“Acupuncture” is derived from a Latin word “acus” meaning needle and “punctura” (puncture).
It is an alternative treatment and is one of the oldest and forms a substantial part of traditional Chinese medicine.
According to historians, gold and silver needles found in the tomb of emperors around 100 BC are the earliest evidence of the existence of acupuncture.
The concept of life force energy called “qi” was believed to flow in the primary organs of the body to the superficial tissues through the meridians.
The needles are directed to the locations of the meridians, with designated a site called “A-shi” points, aiming to equilibrate the disharmony and imbalance of energy.
In recent years, the interest in acupuncture and traditional Chinese medicine has gain enormous popularity.
The excitement has probably gain momentum following endorsements from many celebrities and sports personalities.

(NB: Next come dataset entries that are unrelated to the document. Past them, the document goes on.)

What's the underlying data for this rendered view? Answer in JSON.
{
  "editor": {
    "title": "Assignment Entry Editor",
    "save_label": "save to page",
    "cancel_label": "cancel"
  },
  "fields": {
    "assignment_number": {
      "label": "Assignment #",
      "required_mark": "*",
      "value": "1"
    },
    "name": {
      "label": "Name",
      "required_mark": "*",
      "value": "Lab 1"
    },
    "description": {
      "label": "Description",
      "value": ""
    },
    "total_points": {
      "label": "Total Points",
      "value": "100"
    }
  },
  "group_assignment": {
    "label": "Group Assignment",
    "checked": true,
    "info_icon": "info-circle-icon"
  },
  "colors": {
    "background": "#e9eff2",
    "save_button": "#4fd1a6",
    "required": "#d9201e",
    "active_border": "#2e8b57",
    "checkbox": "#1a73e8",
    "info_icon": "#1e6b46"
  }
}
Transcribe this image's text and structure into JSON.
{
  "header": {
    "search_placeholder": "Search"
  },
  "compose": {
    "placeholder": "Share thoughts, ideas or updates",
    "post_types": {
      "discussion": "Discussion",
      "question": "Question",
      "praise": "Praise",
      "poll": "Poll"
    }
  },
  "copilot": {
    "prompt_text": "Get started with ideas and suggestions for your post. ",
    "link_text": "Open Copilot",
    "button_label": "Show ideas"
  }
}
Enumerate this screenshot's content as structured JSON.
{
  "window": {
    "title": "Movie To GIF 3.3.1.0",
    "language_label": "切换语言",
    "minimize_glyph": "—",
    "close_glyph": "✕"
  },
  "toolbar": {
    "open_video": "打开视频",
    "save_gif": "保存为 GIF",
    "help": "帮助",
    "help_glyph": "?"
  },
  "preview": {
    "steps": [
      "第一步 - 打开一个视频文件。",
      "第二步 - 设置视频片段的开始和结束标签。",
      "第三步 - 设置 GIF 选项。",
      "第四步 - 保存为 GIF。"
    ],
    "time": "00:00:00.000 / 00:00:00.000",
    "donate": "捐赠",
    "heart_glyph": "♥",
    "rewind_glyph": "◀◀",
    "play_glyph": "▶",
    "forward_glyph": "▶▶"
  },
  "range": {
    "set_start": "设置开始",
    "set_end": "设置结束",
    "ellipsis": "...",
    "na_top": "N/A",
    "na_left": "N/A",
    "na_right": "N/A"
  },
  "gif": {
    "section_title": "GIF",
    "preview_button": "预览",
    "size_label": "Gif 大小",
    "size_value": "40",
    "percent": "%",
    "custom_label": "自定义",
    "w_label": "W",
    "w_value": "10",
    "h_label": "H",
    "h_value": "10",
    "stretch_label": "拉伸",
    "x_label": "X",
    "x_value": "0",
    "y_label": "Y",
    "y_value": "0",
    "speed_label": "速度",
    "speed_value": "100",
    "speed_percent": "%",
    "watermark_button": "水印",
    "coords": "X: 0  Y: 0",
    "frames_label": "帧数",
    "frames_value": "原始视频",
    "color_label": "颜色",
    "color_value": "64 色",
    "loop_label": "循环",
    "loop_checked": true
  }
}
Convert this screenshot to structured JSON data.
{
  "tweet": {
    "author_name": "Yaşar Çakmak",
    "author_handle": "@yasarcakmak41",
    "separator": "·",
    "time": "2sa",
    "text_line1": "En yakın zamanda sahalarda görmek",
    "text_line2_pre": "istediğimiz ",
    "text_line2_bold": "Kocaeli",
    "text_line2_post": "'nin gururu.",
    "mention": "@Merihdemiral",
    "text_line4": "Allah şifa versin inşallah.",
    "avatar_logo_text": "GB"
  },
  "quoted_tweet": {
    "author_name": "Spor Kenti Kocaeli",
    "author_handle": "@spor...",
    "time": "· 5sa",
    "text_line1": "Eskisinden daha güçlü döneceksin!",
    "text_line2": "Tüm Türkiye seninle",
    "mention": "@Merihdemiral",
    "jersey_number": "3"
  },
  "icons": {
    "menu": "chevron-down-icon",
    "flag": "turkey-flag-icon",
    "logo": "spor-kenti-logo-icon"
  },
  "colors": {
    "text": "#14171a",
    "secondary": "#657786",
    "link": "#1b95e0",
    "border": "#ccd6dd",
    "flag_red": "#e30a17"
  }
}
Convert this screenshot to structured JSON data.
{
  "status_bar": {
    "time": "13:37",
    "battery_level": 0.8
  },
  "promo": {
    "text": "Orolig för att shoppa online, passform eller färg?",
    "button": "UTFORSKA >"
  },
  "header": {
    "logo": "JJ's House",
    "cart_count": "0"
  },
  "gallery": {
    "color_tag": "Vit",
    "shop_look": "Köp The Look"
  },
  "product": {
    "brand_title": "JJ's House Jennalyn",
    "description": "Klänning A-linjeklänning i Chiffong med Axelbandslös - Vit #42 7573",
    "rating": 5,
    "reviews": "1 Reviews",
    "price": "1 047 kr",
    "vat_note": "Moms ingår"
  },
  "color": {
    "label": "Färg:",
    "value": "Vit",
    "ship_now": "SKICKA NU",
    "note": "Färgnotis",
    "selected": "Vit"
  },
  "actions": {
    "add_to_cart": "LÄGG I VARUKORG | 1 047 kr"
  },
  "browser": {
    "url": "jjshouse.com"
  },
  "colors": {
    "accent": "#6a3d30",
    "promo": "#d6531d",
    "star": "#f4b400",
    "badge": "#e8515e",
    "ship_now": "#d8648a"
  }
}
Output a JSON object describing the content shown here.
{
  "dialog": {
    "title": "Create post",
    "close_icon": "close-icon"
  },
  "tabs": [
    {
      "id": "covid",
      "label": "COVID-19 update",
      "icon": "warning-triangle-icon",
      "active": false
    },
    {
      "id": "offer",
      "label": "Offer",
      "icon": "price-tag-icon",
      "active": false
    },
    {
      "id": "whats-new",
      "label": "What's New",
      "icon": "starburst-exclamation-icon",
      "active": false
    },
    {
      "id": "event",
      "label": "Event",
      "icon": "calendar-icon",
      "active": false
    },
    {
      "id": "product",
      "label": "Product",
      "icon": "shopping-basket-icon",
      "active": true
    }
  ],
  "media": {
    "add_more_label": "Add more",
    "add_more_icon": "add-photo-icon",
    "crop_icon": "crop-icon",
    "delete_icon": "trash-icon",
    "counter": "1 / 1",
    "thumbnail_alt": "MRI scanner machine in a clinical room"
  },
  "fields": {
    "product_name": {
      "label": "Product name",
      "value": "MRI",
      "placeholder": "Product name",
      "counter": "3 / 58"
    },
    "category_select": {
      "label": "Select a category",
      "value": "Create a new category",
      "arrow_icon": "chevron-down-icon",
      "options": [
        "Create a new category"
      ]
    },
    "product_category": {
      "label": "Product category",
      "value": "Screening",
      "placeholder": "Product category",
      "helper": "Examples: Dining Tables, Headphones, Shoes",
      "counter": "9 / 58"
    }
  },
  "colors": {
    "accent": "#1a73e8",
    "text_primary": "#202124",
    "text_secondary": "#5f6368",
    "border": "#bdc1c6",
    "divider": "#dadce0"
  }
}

It is believed to be effective in relieving pain and muscular skeletal conditions such as headache, migraine, arthritis and allergy.
The interventions have now been used for other illnesses such as cancer, asthma, obesity, drugs and alcohol dependency.
How much of this is real science or pseudoscience has been opened to scrutiny.
This week, we look into the desire of a patient to reject the conventional medicine and intention to embrace the alternative form of intervention to deal with his sexual dysfunction.
How robust is the evidence is opened to scientific scrutiny and is of interest to many.
Dear Dr G,
I am a 52-year old man who is also a diabetic.
I have recently been diagnosed as having erectile dysfunction.
I went to see a doctor who told me that long-term high blood pressure, diabetes and smoking had worsened my erectile dysfunction.
He also said that being overweight and having high cholesterol added to my sexual problems.
The doctor had referred me to a urologist. He said my condition was not curable and would require the blue pills to “start the engine”.
I have nothing against modern medicine, but I seriously consider my blood pressure, diabetes and cholesterol problems, borderline and under controlled.
Besides, I also do not think I smoke that much.
I am fearful that too much western medicine will be harmful to my kidneys and if I accept the treatments now, I will run out of options in the future.
The urologist prescribed me the blue pills for sexual activities. I am reluctant also for the above reasons.
My neighbour also has the same risk factors and incidentally smokes more than me. But he does not have any problem with his sexual health.
He recommends that I should see a Chinese practitioner who specialises in acupuncture.
I am keen on this as it is more natural and risk free.
He also said the treatment will resolve my lifelong problems of premature ejaculation.
I value your opinion before embarking on this treatment. Please help.
Classically, the insertion of thin needles in the skin at the meridian points is based on the philosophy and intuition and not on scientific basis.
The session entailed five to 20 needles left in placed for 10 to 20 minutes.
Such intervention is believed to cause “micro-injury” that is equivalent to heat, pressure or laser application.
In traditional acupuncture, the therapist decides which points to treat by observing and questioning the patient. Such variability often poses a challenge for scientific consistency.
It is also difficult, but not impossible to design rigorous research trials for acupuncture.
The main challenge in comparative trials is to design an appropriate sham control group to eliminate the placebo effect.
In most research, the sham group using non-penetrating needles or needling the non-acupuncture points have been attempted to optimal clinical trials.
A recent study was conducted in Austria on 13 men with an average age of 42.
The men are split into two groups - one received actual acupuncture for impotency and the other received acupuncture for other unrelated conditions.
This is to observe the placebo effect, in which the men have relief just thinking they are receiving treatment.
At one point, the groups were switched, and crossed over effects were observed.
In this study, eight men were “cured”, with two-thirds of the participants reported good results in erectile function. And the other one-third reported some improvement in sexual function.
Although the initial results were encouraging, this twice a week intervention for 10 weeks are still opened to scrutiny, as the sustained efficacy is largely unreported.
Many experts and scholars are not surprised by the results as the psychological and emotional improvement of the participants is noted.
The 10-week treatment from the practitioners is also believed to play a part in making the men feel sharper, relaxed, with better well-being.
Although it is encouraging to see the ancient medical intervention is now opened to modern day examination, only the consistency of the efficacy can stand the test of time.
With out reader’s health problems, it does not take a genius to work out that no amount of blue pills or acupuncture needles is going to solve the problem except through lifestyle discipline.